San Francisco – A San Francisco-based healthcare firm called Grail, which is developing a blood test for early cancer detection has named former Google X Senior Vice President Jeff Huber as its CEO Wednesday.
Huber will join the teen to help them develop the technology behind cancer detection and to begin large-scale clinical trials of its cancer-detection system. Grail board chair and Illumina CEO Jay Flatley said that Jeff once helped Google map the world, and now he would help map the molecular biology of the microscopic cancer DNA that might be circulating in our blood.
Huber, who had more than a decade of experience building the systems that manage and analyze the data used for AdWords, Google Maps, and the Google Apps suite before he joined Google X in 2013 decided to join the DNA testing venture after his wife Laura died of colon cancer on November 10.
“I had already been ramping up on the biology and science behind this and then there was this very poignant reminder of the implications that there has to be a better way to do this,” Huber said.
Before his wife was diagnosed with Stage IV colon cancer the former Google X CEO was already turning his focus toward biology. He decided to move to this field and help experts understand complex biological systems rather than jumping back into building a big system at Google. He said he felt that biology was going through a “phase change,” like the transition from analog to digital.

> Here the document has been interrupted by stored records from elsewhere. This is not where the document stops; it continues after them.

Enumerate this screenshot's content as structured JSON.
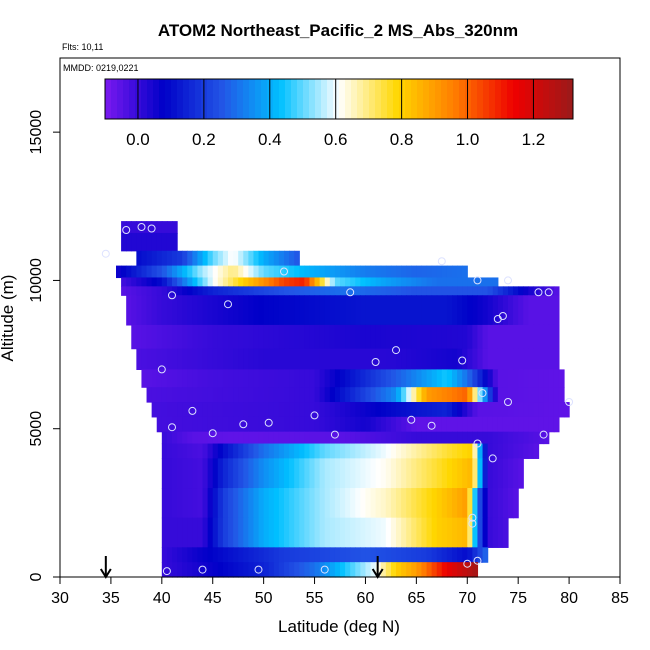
{
  "chart_data": {
    "type": "heatmap",
    "title": "ATOM2 Northeast_Pacific_2 MS_Abs_320nm",
    "flights_note": "Flts: 10,11",
    "dates_note": "MMDD: 0219,0221",
    "xlabel": "Latitude (deg N)",
    "ylabel": "Altitude (m)",
    "xlim": [
      30,
      85
    ],
    "ylim": [
      0,
      17500
    ],
    "xticks": [
      30,
      35,
      40,
      45,
      50,
      55,
      60,
      65,
      70,
      75,
      80,
      85
    ],
    "yticks": [
      0,
      5000,
      10000,
      15000
    ],
    "colorbar": {
      "min": -0.1,
      "max": 1.32,
      "ticks": [
        0.0,
        0.2,
        0.4,
        0.6,
        0.8,
        1.0,
        1.2
      ],
      "tick_labels": [
        "0.0",
        "0.2",
        "0.4",
        "0.6",
        "0.8",
        "1.0",
        "1.2"
      ],
      "colors": [
        "#7b19f0",
        "#0000c8",
        "#2255e6",
        "#00c0ff",
        "#ffffff",
        "#ffd700",
        "#ff7a00",
        "#ee0000",
        "#9a1a1a"
      ]
    },
    "bands": [
      {
        "alt": [
          11600,
          12000
        ],
        "lat": [
          36,
          41.5
        ],
        "value": 0.0
      },
      {
        "alt": [
          11000,
          11600
        ],
        "lat": [
          36,
          41.5
        ],
        "value": 0.03
      },
      {
        "alt": [
          10500,
          11000
        ],
        "lat": [
          37.5,
          53.5
        ],
        "value": 0.3,
        "profile": [
          [
            37.5,
            0.1
          ],
          [
            42,
            0.2
          ],
          [
            45,
            0.5
          ],
          [
            47,
            0.62
          ],
          [
            50,
            0.4
          ],
          [
            53.5,
            0.25
          ]
        ]
      },
      {
        "alt": [
          10100,
          10500
        ],
        "lat": [
          35.5,
          70
        ],
        "value": 0.3,
        "profile": [
          [
            35.5,
            0.05
          ],
          [
            40,
            0.25
          ],
          [
            44,
            0.55
          ],
          [
            47,
            0.7
          ],
          [
            50,
            0.5
          ],
          [
            55,
            0.4
          ],
          [
            60,
            0.32
          ],
          [
            65,
            0.28
          ],
          [
            70,
            0.3
          ]
        ]
      },
      {
        "alt": [
          9800,
          10100
        ],
        "lat": [
          36,
          73
        ],
        "value": 0.3,
        "profile": [
          [
            36,
            -0.02
          ],
          [
            40,
            0.1
          ],
          [
            45,
            0.6
          ],
          [
            48,
            0.8
          ],
          [
            52,
            1.05
          ],
          [
            54,
            1.1
          ],
          [
            57,
            0.5
          ],
          [
            62,
            0.38
          ],
          [
            67,
            0.3
          ],
          [
            73,
            0.3
          ]
        ]
      },
      {
        "alt": [
          9500,
          9800
        ],
        "lat": [
          36,
          79
        ],
        "value": 0.2,
        "profile": [
          [
            36,
            -0.05
          ],
          [
            40,
            0.0
          ],
          [
            45,
            0.15
          ],
          [
            52,
            0.25
          ],
          [
            58,
            0.3
          ],
          [
            65,
            0.25
          ],
          [
            72,
            0.25
          ],
          [
            76,
            0.05
          ],
          [
            79,
            -0.05
          ]
        ]
      },
      {
        "alt": [
          8500,
          9500
        ],
        "lat": [
          36.5,
          79
        ],
        "value": 0.08,
        "profile": [
          [
            36.5,
            -0.05
          ],
          [
            40,
            0.0
          ],
          [
            50,
            0.08
          ],
          [
            60,
            0.12
          ],
          [
            68,
            0.12
          ],
          [
            72,
            0.05
          ],
          [
            76,
            -0.05
          ],
          [
            79,
            -0.05
          ]
        ]
      },
      {
        "alt": [
          7700,
          8500
        ],
        "lat": [
          37,
          79
        ],
        "value": 0.02,
        "profile": [
          [
            37,
            -0.05
          ],
          [
            45,
            0.0
          ],
          [
            60,
            0.04
          ],
          [
            70,
            0.03
          ],
          [
            72,
            -0.05
          ],
          [
            79,
            -0.05
          ]
        ]
      },
      {
        "alt": [
          7000,
          7700
        ],
        "lat": [
          37.5,
          79
        ],
        "value": 0.0,
        "profile": [
          [
            37.5,
            -0.03
          ],
          [
            50,
            0.02
          ],
          [
            62,
            0.02
          ],
          [
            69,
            0.05
          ],
          [
            72,
            -0.05
          ],
          [
            79,
            -0.05
          ]
        ]
      },
      {
        "alt": [
          6400,
          7000
        ],
        "lat": [
          38,
          79.5
        ],
        "value": 0.0,
        "profile": [
          [
            38,
            -0.05
          ],
          [
            45,
            -0.02
          ],
          [
            55,
            0.0
          ],
          [
            64,
            0.3
          ],
          [
            68,
            0.45
          ],
          [
            70,
            0.3
          ],
          [
            73,
            -0.05
          ],
          [
            79.5,
            -0.06
          ]
        ]
      },
      {
        "alt": [
          5900,
          6400
        ],
        "lat": [
          38.5,
          79.5
        ],
        "value": 0.0,
        "profile": [
          [
            38.5,
            -0.03
          ],
          [
            55,
            0.0
          ],
          [
            63,
            0.35
          ],
          [
            66,
            0.9
          ],
          [
            70,
            1.0
          ],
          [
            71,
            0.6
          ],
          [
            73,
            -0.05
          ],
          [
            79.5,
            -0.06
          ]
        ]
      },
      {
        "alt": [
          5400,
          5900
        ],
        "lat": [
          39,
          80
        ],
        "value": 0.0,
        "profile": [
          [
            39,
            -0.02
          ],
          [
            55,
            0.0
          ],
          [
            63,
            0.1
          ],
          [
            68,
            0.15
          ],
          [
            71,
            -0.05
          ],
          [
            80,
            -0.06
          ]
        ]
      },
      {
        "alt": [
          4900,
          5400
        ],
        "lat": [
          39.5,
          79
        ],
        "value": 0.0,
        "profile": [
          [
            39.5,
            -0.02
          ],
          [
            55,
            0.0
          ],
          [
            60,
            0.05
          ],
          [
            65,
            -0.06
          ],
          [
            79,
            -0.06
          ]
        ]
      },
      {
        "alt": [
          4500,
          4900
        ],
        "lat": [
          40,
          78
        ],
        "value": 0.0,
        "profile": [
          [
            40,
            0.0
          ],
          [
            43,
            -0.05
          ],
          [
            47,
            -0.06
          ],
          [
            58,
            -0.05
          ],
          [
            65,
            0.0
          ],
          [
            72,
            0.0
          ],
          [
            78,
            -0.05
          ]
        ]
      },
      {
        "alt": [
          4000,
          4500
        ],
        "lat": [
          40,
          77
        ],
        "value": 0.3,
        "profile": [
          [
            40,
            0.0
          ],
          [
            44,
            -0.03
          ],
          [
            46,
            0.1
          ],
          [
            50,
            0.3
          ],
          [
            56,
            0.5
          ],
          [
            62,
            0.6
          ],
          [
            68,
            0.75
          ],
          [
            70.5,
            0.8
          ],
          [
            72,
            0.0
          ],
          [
            77,
            -0.05
          ]
        ]
      },
      {
        "alt": [
          3000,
          4000
        ],
        "lat": [
          40,
          75.5
        ],
        "value": 0.3,
        "profile": [
          [
            40,
            0.0
          ],
          [
            44,
            -0.02
          ],
          [
            46,
            0.15
          ],
          [
            50,
            0.35
          ],
          [
            56,
            0.55
          ],
          [
            62,
            0.62
          ],
          [
            68,
            0.78
          ],
          [
            70.5,
            0.85
          ],
          [
            72,
            0.0
          ],
          [
            75.5,
            -0.05
          ]
        ]
      },
      {
        "alt": [
          2000,
          3000
        ],
        "lat": [
          40,
          75
        ],
        "value": 0.3,
        "profile": [
          [
            40,
            0.0
          ],
          [
            44,
            -0.02
          ],
          [
            46,
            0.2
          ],
          [
            50,
            0.4
          ],
          [
            56,
            0.55
          ],
          [
            62,
            0.65
          ],
          [
            67,
            0.8
          ],
          [
            70,
            0.9
          ],
          [
            71,
            0.3
          ],
          [
            72,
            0.0
          ],
          [
            75,
            -0.05
          ]
        ]
      },
      {
        "alt": [
          1000,
          2000
        ],
        "lat": [
          40,
          74
        ],
        "value": 0.3,
        "profile": [
          [
            40,
            0.0
          ],
          [
            44,
            0.0
          ],
          [
            46,
            0.2
          ],
          [
            50,
            0.4
          ],
          [
            56,
            0.55
          ],
          [
            62,
            0.6
          ],
          [
            67,
            0.8
          ],
          [
            70,
            0.85
          ],
          [
            71,
            0.3
          ],
          [
            72,
            0.0
          ],
          [
            74,
            -0.03
          ]
        ]
      },
      {
        "alt": [
          500,
          1000
        ],
        "lat": [
          40,
          72
        ],
        "value": 0.15,
        "profile": [
          [
            40,
            0.0
          ],
          [
            46,
            0.1
          ],
          [
            52,
            0.2
          ],
          [
            60,
            0.25
          ],
          [
            66,
            0.2
          ],
          [
            70,
            0.1
          ],
          [
            72,
            0.3
          ]
        ]
      },
      {
        "alt": [
          0,
          500
        ],
        "lat": [
          40,
          71
        ],
        "value": 0.4,
        "profile": [
          [
            40,
            0.0
          ],
          [
            44,
            0.05
          ],
          [
            50,
            0.15
          ],
          [
            55,
            0.3
          ],
          [
            58,
            0.45
          ],
          [
            61,
            0.6
          ],
          [
            63,
            0.8
          ],
          [
            65,
            0.9
          ],
          [
            68,
            1.15
          ],
          [
            70,
            1.25
          ],
          [
            71,
            1.3
          ]
        ]
      }
    ],
    "points": [
      [
        36.5,
        11700
      ],
      [
        38,
        11800
      ],
      [
        39,
        11750
      ],
      [
        34.5,
        10900
      ],
      [
        52,
        10300
      ],
      [
        67.5,
        10650
      ],
      [
        71,
        10000
      ],
      [
        74,
        10000
      ],
      [
        77,
        9600
      ],
      [
        78,
        9600
      ],
      [
        41,
        9500
      ],
      [
        46.5,
        9200
      ],
      [
        58.5,
        9600
      ],
      [
        73.5,
        8800
      ],
      [
        73,
        8700
      ],
      [
        63,
        7650
      ],
      [
        61,
        7250
      ],
      [
        69.5,
        7300
      ],
      [
        40,
        7000
      ],
      [
        71.5,
        6200
      ],
      [
        74,
        5900
      ],
      [
        80,
        5900
      ],
      [
        43,
        5600
      ],
      [
        55,
        5450
      ],
      [
        64.5,
        5300
      ],
      [
        66.5,
        5100
      ],
      [
        41,
        5050
      ],
      [
        48,
        5150
      ],
      [
        50.5,
        5200
      ],
      [
        57,
        4800
      ],
      [
        45,
        4850
      ],
      [
        77.5,
        4800
      ],
      [
        71,
        4500
      ],
      [
        72.5,
        4000
      ],
      [
        70.5,
        2000
      ],
      [
        70.5,
        1800
      ],
      [
        40.5,
        200
      ],
      [
        44,
        250
      ],
      [
        49.5,
        250
      ],
      [
        56,
        250
      ],
      [
        70,
        450
      ],
      [
        71,
        550
      ]
    ],
    "arrows": [
      34.5,
      61.2
    ]
  }
}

Then, he decided to join the board of directors at Illumina Inc., a gene-sequencing venture which received more than $100 million from many different sources including technology giants Bill Gates, founder of Microsoft, and Jeff Bezos, founder of Amazon.com. The company’s major goal is to use its DNA sequencing machines to detect cancer at an early stage, when it is easier to treat, with a blood test.
Huber said the initial target market for testing will be individuals with a genetic predisposition to cancer once it’s cleared for widespread use. The ultimate goal is to see it used as part of annual physical exams.
The team working on the technology has been able to spot cancer DNA in 100% of people with advanced colorectal cancer. They also found a cancer signature in about 70 % of those whose disease was still localized, that means at an earlier stage, the company main goal. However, some tumors, like brain cancer, don’t show up well on the tests yet.